En route from the cabin to Boise (the next stop on our summer travel list), Kyle and I decided to make an unplanned stop to visiting Craters of the Moon National Monument. Despite Kyle having lived his whole life in Idaho, he had never been there. I hadn’t even heard about it before, but it was a welcome stop to our long drive home. We spent an hour at the visitors center watching documentaries on the formation and then exploring the informative exhibits.
It was there we learned that astronauts from Apollo 14 had trained at this location to prepare them to go to the moon. Though, afterwards they discovered the moon’s surface is nothing like this.
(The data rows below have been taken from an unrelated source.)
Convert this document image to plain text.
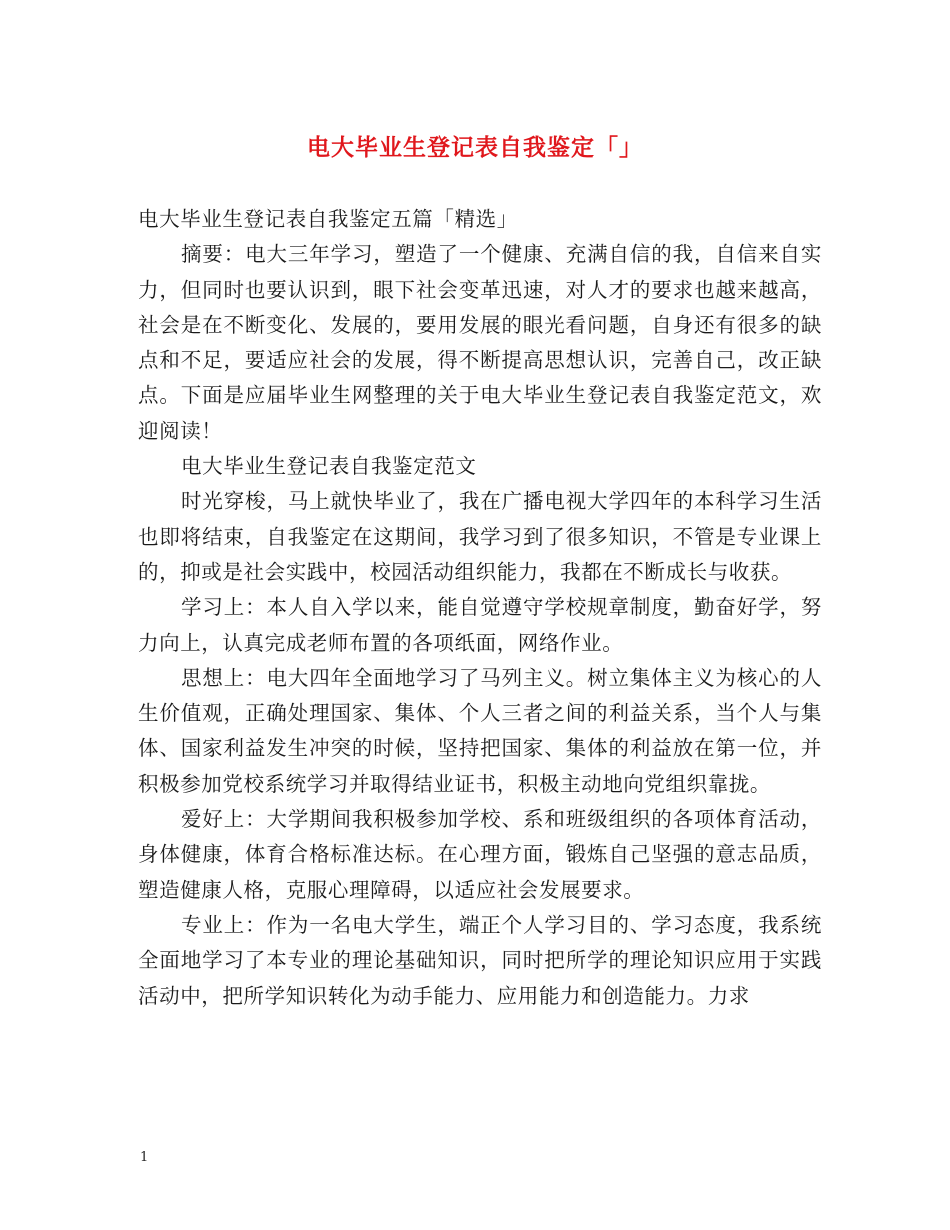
电大毕业生登记表自我鉴定「」

电大毕业生登记表自我鉴定五篇「精选」

摘要：电大三年学习，塑造了一个健康、充满自信的我，自信来自实力，但同时也要认识到，眼下社会变革迅速，对人才的要求也越来越高，社会是在不断变化、发展的，要用发展的眼光看问题，自身还有很多的缺点和不足，要适应社会的发展，得不断提高思想认识，完善自己，改正缺点。下面是应届毕业生网整理的关于电大毕业生登记表自我鉴定范文，欢迎阅读！

电大毕业生登记表自我鉴定范文

时光穿梭，马上就快毕业了，我在广播电视大学四年的本科学习生活也即将结束，自我鉴定在这期间，我学习到了很多知识，不管是专业课上的，抑或是社会实践中，校园活动组织能力，我都在不断成长与收获。

学习上：本人自入学以来，能自觉遵守学校规章制度，勤奋好学，努力向上，认真完成老师布置的各项纸面，网络作业。

思想上：电大四年全面地学习了马列主义。树立集体主义为核心的人生价值观，正确处理国家、集体、个人三者之间的利益关系，当个人与集体、国家利益发生冲突的时候，坚持把国家、集体的利益放在第一位，并积极参加党校系统学习并取得结业证书，积极主动地向党组织靠拢。

爱好上：大学期间我积极参加学校、系和班级组织的各项体育活动，身体健康，体育合格标准达标。在心理方面，锻炼自己坚强的意志品质，塑造健康人格，克服心理障碍，以适应社会发展要求。

专业上：作为一名电大学生，端正个人学习目的、学习态度，我系统全面地学习了本专业的理论基础知识，同时把所学的理论知识应用于实践活动中，把所学知识转化为动手能力、应用能力和创造能力。力求

1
With that in mind, Kyle and I found his Apollo 13 soundtrack and listened to it as we drove a loop around the different formations and walked along some of the hiking/walking paths. It added nicely to the already bizarre setting we were in.
This site is amazing especially if you are a bit of a nerd, like me. I recently finished taking a science class at BYU that discussed different aspects of geology so I was actually quite intrigued at the idea of applying what I had just learned. It was a pretty incredible place to visit, and so randomly placed in the middle of Idaho. If you think about it, it makes perfect sense that the geological “hot spot” that is now Yellowstone National Park, was once in the center of Idaho and formed what is now Craters of the Moon. Thank you plate tectonics.
If you are ever in the area, make sure you make a stop by. It only takes a short time to see the area, and is such an intriguing place to visit. Black and red rock extend for miles in strange formations created by the ancient lava flows, cinder and spatter cones alike. Even more strange, there is not much vegetation growing, making you almost feel as if you have been transplanted to the moon. Not to mention, the scenery around it is stunning providing for a lovely drive to Boise.